Un sorpasso che parte dagli Stati Uniti
La parabola discendente di Novo Nordisk è legata a un fattore semplice quanto decisivo: la concorrenza. Negli Stati Uniti la rivale Eli Lilly ha conquistato la scena con i farmaci Mounjaro e Zepbound, che nei trial clinici hanno dimostrato una maggiore efficacia e un profilo di effetti collaterali più favorevole. I dati sulle prescrizioni hanno certificato il sorpasso: secondo la società di ricerca Iqvia «le prescrizioni per Mounjaro di Lilly sono di oltre 622.000 a settimana, rispetto alle 607.000 per Ozempic», mentre Zepbound ha già superato Wegovy. «Un calo del prezzo delle azioni nell’ultimo anno che per Novo si è verificato come una specie di incidente automobilistico in movimento lento», spiega Emily Field, analista finanziaria di Barclays. «Ha perso terreno a causa di Lilly, sia nelle vendite di farmaci per l’obesità corrente che nei farmaci in fase di sviluppo. Le azioni della danese sono ora in calo del 60% nell’ultimo anno, rispetto a un calo del 6% per Lilly».
Il successo e la caduta
Per molto tempo Novo ha avuto il vantaggio del “primo arrivato”: la prima in assoluto a lanciare i GLP-1, con Ozempic e poi Wegovy. Ma quando la domanda è esplosa in modo imprevisto, sembra non essere riuscita ad adeguare abbastanza rapidamente la capacità produttiva e a garantire scorte sufficienti sul mercato. Le carenze hanno spinto molti pazienti, e con loro i medici prescrittori, a rivolgersi alle alternative di Lilly, disponibili con maggiore continuità. Una volta che i pazienti si sono stabilizzati con un farmaco Lilly, spesso non sono più tornati indietro. Questo perché, soprattutto per l’obesità, la continuità terapeutica è cruciale.

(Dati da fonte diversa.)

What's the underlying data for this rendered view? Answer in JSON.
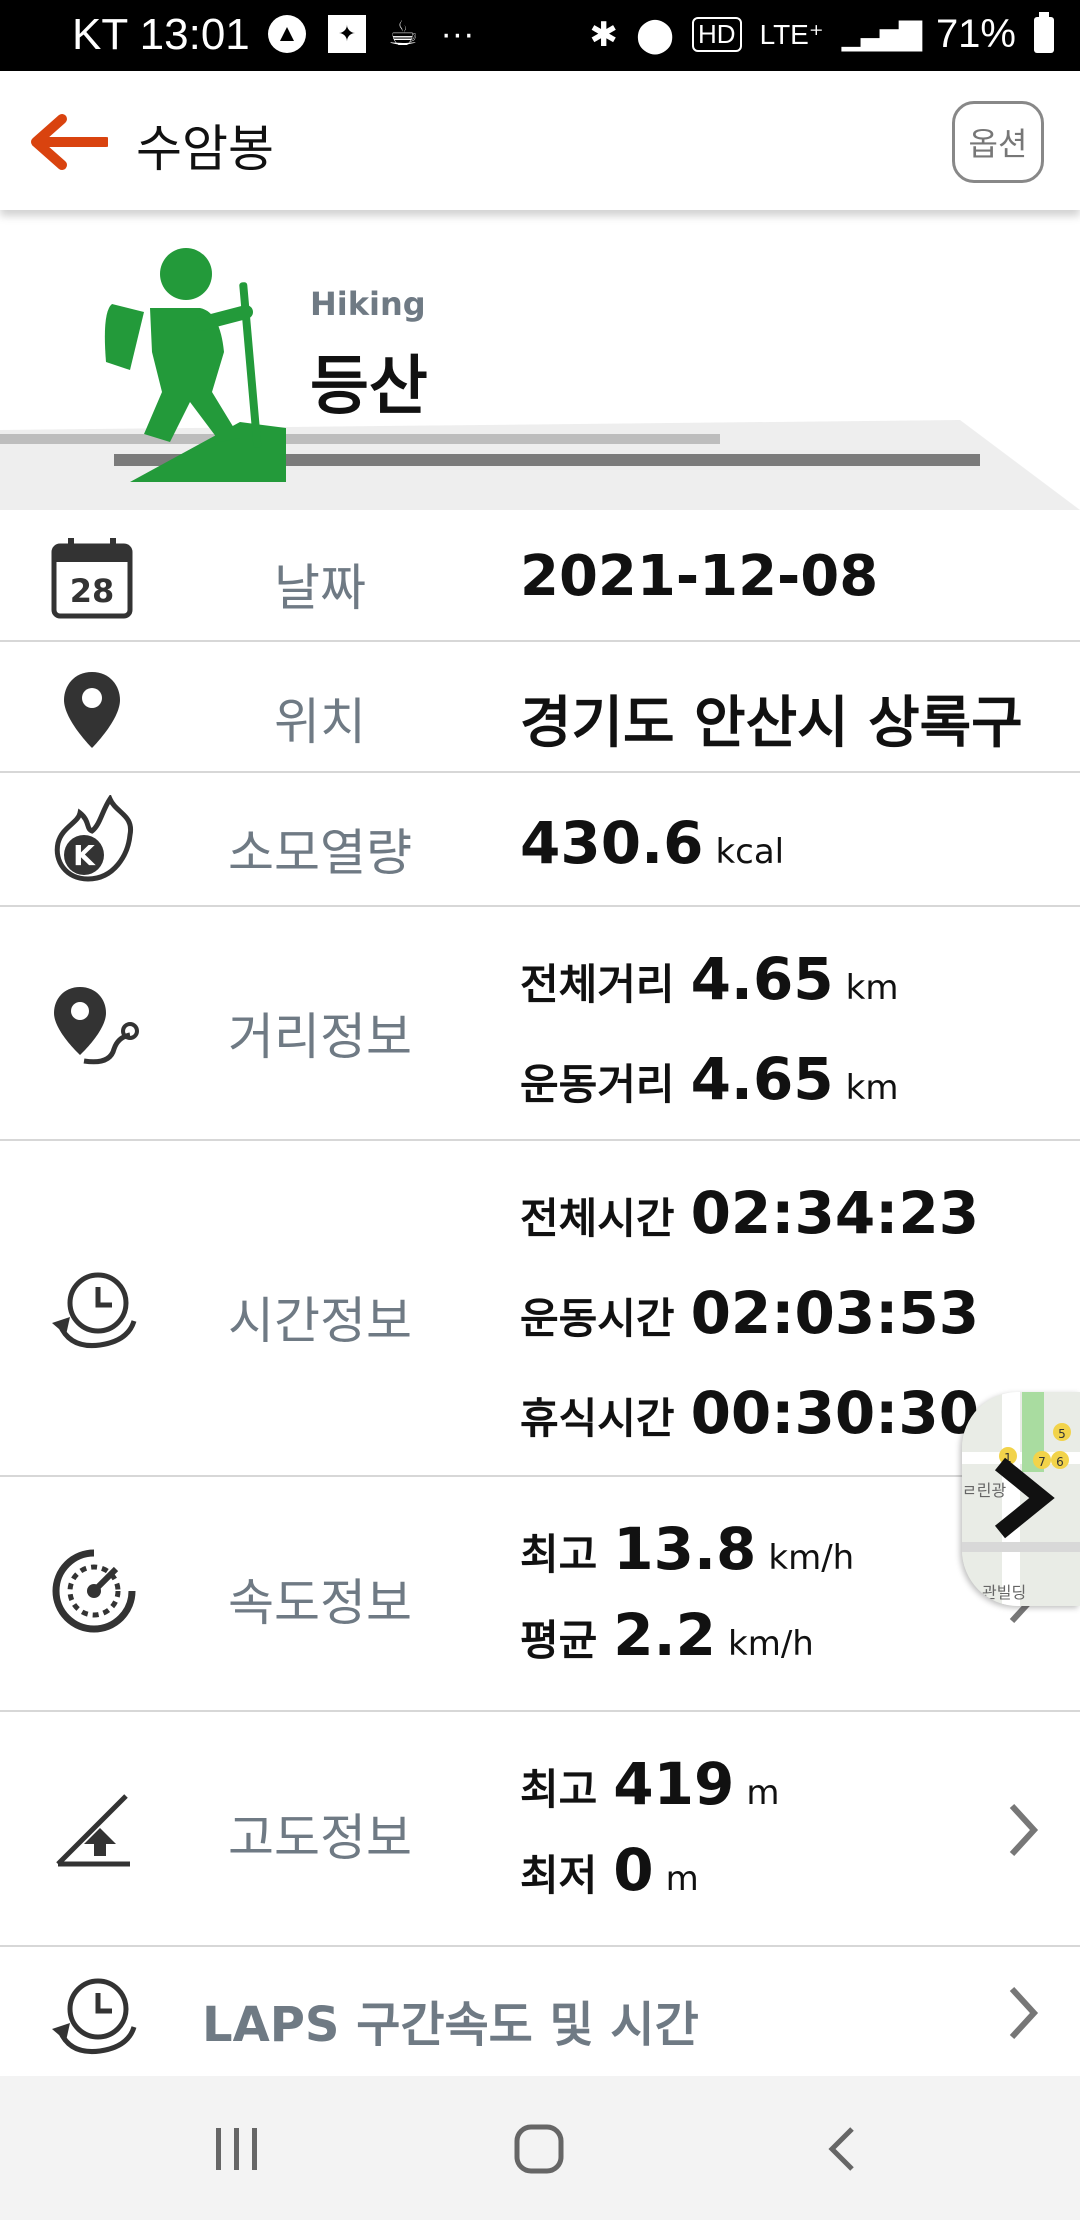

Gli analisti sottolineano come Lilly abbia saputo muoversi con un approccio più aggressivo e veloce, non solo aumentando la produzione ma anche comunicando in modo più diretto con i consumatori. Tim Opler di Stifel lo ha sintetizzato così: «Lilly ha lavorato a doppia velocità per commercializzare i loro farmaci ed ha appena superato Novo». Un cambio di scenario che ha in poco tempo rappresentato una svolta: milioni di pazienti, impossibilitati a reperire i farmaci Novo o spaventati dai loro effetti, hanno imboccato la strada alternativa.
I rapporti con Catalent
C’è poi la questione Catalent. Novo Nordisk aveva tentato di correre ai ripari con una delle mosse più ambiziose della sua storia recente: l’acquisizione da Catalent, multinazionale statunitense specializzata nella produzione conto terzi di farmaci, di tre siti strategici, tra cui quello di Anagni in Italia, insieme a Bloomington negli Stati Uniti e Bruxelles, per un valore complessivo di 16,5 miliardi di dollari. L’operazione era stata presentata come la chiave per rafforzare la capacità produttiva e garantire catene di fornitura più stabili, dopo mesi segnati da carenze e ritardi. Ma il tempismo non ha giocato a favore del gruppo danese. Quando questi investimenti sono stati annunciati, il boom dei GLP-1 era già esploso e riportare un impianto a pieno regime richiede inevitabilmente anni di lavoro e integrazione. Così, nell’immediato, le difficoltà di approvvigionamento non si sono risolte e la grande scommessa Catalent sembra, almeno per ora, non aver avuto l’effetto di invertire la tendenza.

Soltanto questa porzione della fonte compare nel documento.